Le commandant en chef du Corps des gardiens de la Révolution islamique (CGRI), Ahmad Vahidi, a déclaré que l’attaque américaine contre une cérémonie de mariage à Kouhestak, dans la province d’Hormozgan, « ne restera pas impunie » et que les auteurs de ce crime odieux finiront par rendre des comptes.
Dans un message adressé aux familles des victimes, jeudi 3 septembre, le général Ahmad Vahidi a présenté ses condoléances à la suite de l’attaque contre cette cérémonie de mariage dans la région de Kouhestak, soulignant que le CGRI et les autres forces armées iraniennes continueraient de garantir la sécurité et la stabilité du pays.

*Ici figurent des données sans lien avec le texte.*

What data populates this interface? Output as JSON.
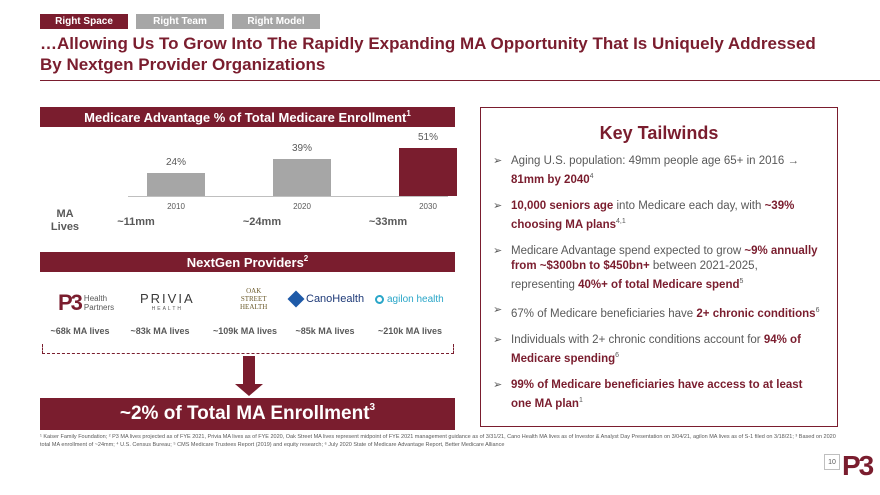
{
  "tabs": [
    {
      "label": "Right Space",
      "active": true
    },
    {
      "label": "Right Team",
      "active": false
    },
    {
      "label": "Right Model",
      "active": false
    }
  ],
  "title": "…Allowing Us To Grow Into The Rapidly Expanding MA Opportunity That Is Uniquely Addressed By Nextgen Provider Organizations",
  "chart_section": {
    "header": "Medicare Advantage % of Total Medicare Enrollment",
    "header_sup": "1"
  },
  "chart_data": {
    "type": "bar",
    "title": "Medicare Advantage % of Total Medicare Enrollment",
    "categories": [
      "2010",
      "2020",
      "2030"
    ],
    "values": [
      24,
      39,
      51
    ],
    "labels": [
      "24%",
      "39%",
      "51%"
    ],
    "ylim": [
      0,
      55
    ],
    "highlight_color": "#7a1d2e",
    "base_color": "#a6a6a6"
  },
  "ma_lives": {
    "label_line1": "MA",
    "label_line2": "Lives",
    "values": [
      "~11mm",
      "~24mm",
      "~33mm"
    ]
  },
  "providers": {
    "header": "NextGen Providers",
    "header_sup": "2",
    "logos": [
      {
        "name": "P3 Health Partners",
        "mark": "P3",
        "line1": "Health",
        "line2": "Partners"
      },
      {
        "name": "PRIVIA",
        "mark": "PRIVIA",
        "sub": "HEALTH"
      },
      {
        "name": "Oak Street Health",
        "line1": "OAK",
        "line2": "STREET",
        "line3": "HEALTH"
      },
      {
        "name": "CanoHealth",
        "mark": "CanoHealth"
      },
      {
        "name": "agilon health",
        "mark": "agilon health"
      }
    ],
    "lives": [
      "~68k MA lives",
      "~83k MA lives",
      "~109k MA lives",
      "~85k MA lives",
      "~210k MA lives"
    ]
  },
  "total": {
    "text": "~2% of Total MA Enrollment",
    "sup": "3"
  },
  "tailwinds": {
    "title": "Key Tailwinds",
    "items": [
      {
        "pre": "Aging U.S. population: 49mm people age 65+ in 2016 → ",
        "bold": "81mm by 2040",
        "sup": "4",
        "post": ""
      },
      {
        "pre": "",
        "bold": "10,000 seniors age",
        "mid": " into Medicare each day, with ",
        "bold2": "~39% choosing MA plans",
        "sup": "4,1"
      },
      {
        "pre": "Medicare Advantage spend expected to grow ",
        "bold": "~9% annually from ~$300bn to $450bn+",
        "mid": " between 2021-2025, representing ",
        "bold2": "40%+ of total Medicare spend",
        "sup": "5"
      },
      {
        "pre": "67% of Medicare beneficiaries have ",
        "bold": "2+ chronic conditions",
        "sup": "6"
      },
      {
        "pre": "Individuals with 2+ chronic conditions account for ",
        "bold": "94% of Medicare spending",
        "sup": "6"
      },
      {
        "pre": "",
        "bold": "99% of Medicare beneficiaries have access to at least one MA plan",
        "sup": "1"
      }
    ]
  },
  "footnote": "¹ Kaiser Family Foundation; ² P3 MA lives projected as of FYE 2021, Privia MA lives as of FYE 2020, Oak Street MA lives represent midpoint of FYE 2021 management guidance as of 3/31/21, Cano Health MA lives as of Investor & Analyst Day Presentation on 3/04/21, agilon MA lives as of S-1 filed on 3/18/21; ³ Based on 2020 total MA enrollment of ~24mm; ⁴ U.S. Census Bureau; ⁵ CMS Medicare Trustees Report (2019) and equity research; ⁶ July 2020 State of Medicare Advantage Report, Better Medicare Alliance",
  "page_number": "10",
  "footer_logo": "P3"
}
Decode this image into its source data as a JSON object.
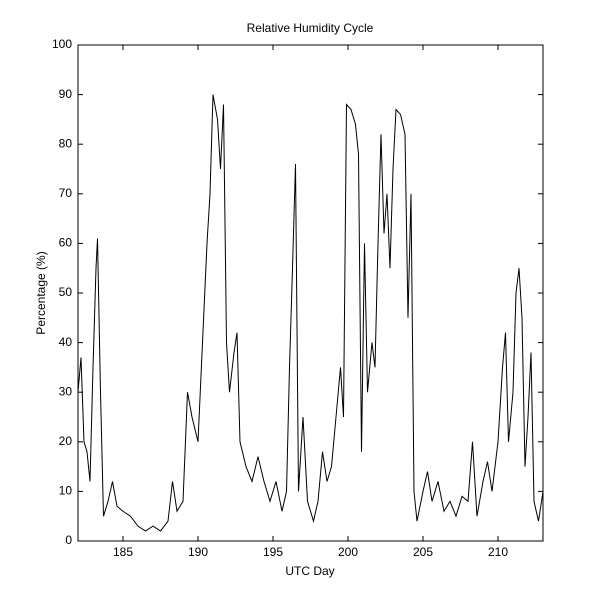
{
  "chart_data": {
    "type": "line",
    "title": "Relative Humidity Cycle",
    "x_label": "UTC Day",
    "y_label": "Percentage (%)",
    "x": [
      182.0,
      182.2,
      182.4,
      182.6,
      182.8,
      183.0,
      183.2,
      183.3,
      183.5,
      183.7,
      184.0,
      184.3,
      184.6,
      185.0,
      185.5,
      186.0,
      186.5,
      187.0,
      187.5,
      188.0,
      188.3,
      188.6,
      189.0,
      189.3,
      189.6,
      190.0,
      190.3,
      190.6,
      190.8,
      191.0,
      191.3,
      191.5,
      191.7,
      191.9,
      192.1,
      192.4,
      192.6,
      192.8,
      193.2,
      193.6,
      194.0,
      194.4,
      194.8,
      195.2,
      195.6,
      195.9,
      196.1,
      196.3,
      196.5,
      196.7,
      197.0,
      197.3,
      197.7,
      198.0,
      198.3,
      198.6,
      198.9,
      199.2,
      199.5,
      199.7,
      199.9,
      200.2,
      200.5,
      200.7,
      200.9,
      201.1,
      201.3,
      201.6,
      201.8,
      202.0,
      202.2,
      202.4,
      202.6,
      202.8,
      203.0,
      203.2,
      203.5,
      203.8,
      204.0,
      204.2,
      204.4,
      204.6,
      205.0,
      205.3,
      205.6,
      206.0,
      206.4,
      206.8,
      207.2,
      207.6,
      208.0,
      208.3,
      208.6,
      209.0,
      209.3,
      209.6,
      210.0,
      210.3,
      210.5,
      210.7,
      211.0,
      211.2,
      211.4,
      211.6,
      211.8,
      212.0,
      212.2,
      212.4,
      212.7,
      213.0
    ],
    "series": [
      {
        "color": "#000000",
        "values": [
          30,
          37,
          20,
          18,
          12,
          35,
          55,
          61,
          30,
          5,
          8,
          12,
          7,
          6,
          5,
          3,
          2,
          3,
          2,
          4,
          12,
          6,
          8,
          30,
          25,
          20,
          40,
          60,
          70,
          90,
          85,
          75,
          88,
          40,
          30,
          38,
          42,
          20,
          15,
          12,
          17,
          12,
          8,
          12,
          6,
          10,
          35,
          55,
          76,
          10,
          25,
          8,
          4,
          8,
          18,
          12,
          15,
          25,
          35,
          25,
          88,
          87,
          84,
          78,
          18,
          60,
          30,
          40,
          35,
          60,
          82,
          62,
          70,
          55,
          75,
          87,
          86,
          82,
          45,
          70,
          10,
          4,
          10,
          14,
          8,
          12,
          6,
          8,
          5,
          9,
          8,
          20,
          5,
          12,
          16,
          10,
          20,
          35,
          42,
          20,
          30,
          50,
          55,
          45,
          15,
          25,
          38,
          8,
          4,
          10
        ]
      }
    ],
    "xlim": [
      182,
      213
    ],
    "ylim": [
      0,
      100
    ],
    "xticks": [
      185,
      190,
      195,
      200,
      205,
      210
    ],
    "yticks": [
      0,
      10,
      20,
      30,
      40,
      50,
      60,
      70,
      80,
      90,
      100
    ]
  }
}
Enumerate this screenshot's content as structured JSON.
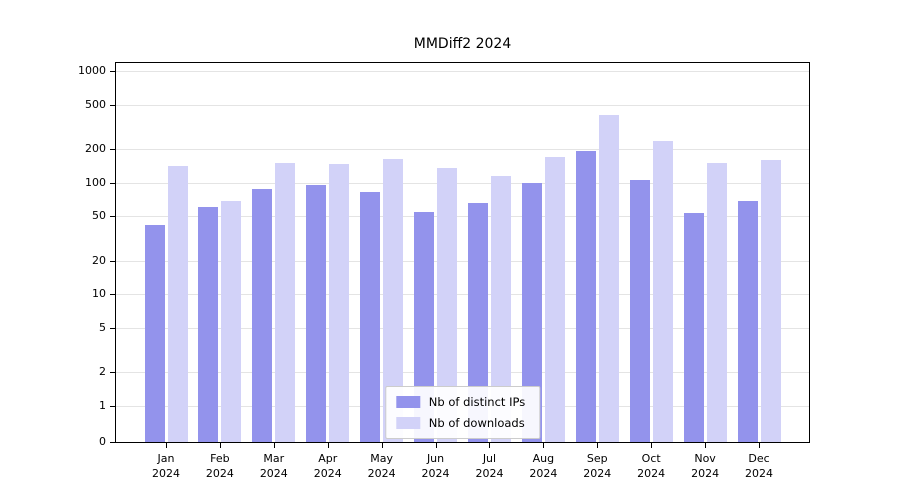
{
  "chart_data": {
    "type": "bar",
    "title": "MMDiff2 2024",
    "categories": [
      "Jan",
      "Feb",
      "Mar",
      "Apr",
      "May",
      "Jun",
      "Jul",
      "Aug",
      "Sep",
      "Oct",
      "Nov",
      "Dec"
    ],
    "year_label": "2024",
    "series": [
      {
        "name": "Nb of distinct IPs",
        "color": "#9393ec",
        "values": [
          42,
          60,
          87,
          96,
          82,
          55,
          65,
          100,
          190,
          105,
          53,
          68
        ]
      },
      {
        "name": "Nb of downloads",
        "color": "#d2d2f8",
        "values": [
          140,
          68,
          150,
          147,
          162,
          135,
          115,
          168,
          400,
          235,
          150,
          158
        ]
      }
    ],
    "yscale": "symlog",
    "yticks": [
      1000,
      500,
      200,
      100,
      50,
      20,
      10,
      5,
      2,
      1,
      0
    ],
    "ylim": [
      0,
      1230
    ],
    "grid": true,
    "legend_position": "lower center"
  }
}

« Le Corps des gardiens de la Révolution islamique et les puissantes forces armées de la République islamique d’Iran honorent le sang versé de ces êtres chers et des autres personnes tombées en martyrs lors des deuxième et troisième guerres imposées par les États-Unis et le régime sioniste, en particulier lors de la bataille d’Ormuz », a-t-il déclaré.
Pour rappel, l’armée américaine a bombardé une cérémonie de mariage à Kouhestak, dans le comté de Sirik (province d’Hormozgan), mardi vers 20h00, heure locale. L’attaque a fait cinq morts et 68 blessés, dont un enfant de quatre ans.
Le commandant en chef du CGRI a affirmé que l’attaque révélait une fois de plus le « visage maléfique et démoniaque » des États-Unis, fustigeant Washington pour avoir perpétré un acte terroriste et inhumain visant à priver les Iraniens de joie et à semer la terreur parmi les civils innocents.
Il a assuré que cette attaque, qui a coûté la vie à des personnes innocentes, « ne restera pas impunie » et que les auteurs de ce crime odieux finiront par rendre des comptes.
Le général Vahidi a présenté ses condoléances aux familles des victimes, au peuple iranien et aux dirigeants iraniens, qualifiant l’incident de « perte tragique et déchirante ».
À la fin de sa lettre, il a déclaré que les forces armées iraniennes continueraient, « avec la plus grande force et la plus grande détermination », à protéger la sécurité du pays et la tranquillité du peuple iranien.
Le Bureau de protection des intérêts de l’Iran au Caire a également condamné l’attaque, dans un communiqué publié le jeudi 3 septembre.
« Le crime odieux commis par le régime américain en bombardant un immeuble résidentiel dans le quartier de Kouhestak, à Sirik, a une fois de plus révélé au monde le vrai visage brutal de ce régime agresseur », peut-on lire dans le communiqué.
Le Bureau a décrit l’incident comme « un exemple manifeste de crime de guerre et une violation flagrante du droit international et des conventions internationales », notamment l’article 3 commun aux quatre Conventions de Genève, le Protocole additionnel I relatif à la protection des civils en cas de conflit armé et les dispositions du Statut de Rome de la Cour pénale internationale.
« Cibler délibérément une cérémonie de mariage civile constitue non seulement une violation flagrante du droit international humanitaire, mais témoigne également du déclin moral et humanitaire total des dirigeants de la Maison-Blanche », indique le communiqué.
Le Bureau a appelé la communauté internationale, notamment les Nations unies et le Conseil de sécurité, à ne pas rester silencieuse face à ce crime de guerre, exhortant la communauté internationale à prendre des « mesures immédiates et efficaces » pour mettre un terme à l’agression américaine et traduire les responsables de ce crime en justice.
« Nous soulignons que ce crime et les crimes similaires resteront à jamais gravés dans la mémoire collective du peuple iranien », indique le communiqué, ajoutant que le gouvernement iranien poursuivra l’affaire par la voie diplomatique et juridique au sein des instances internationales afin que les responsables soient tenus de rendre des comptes.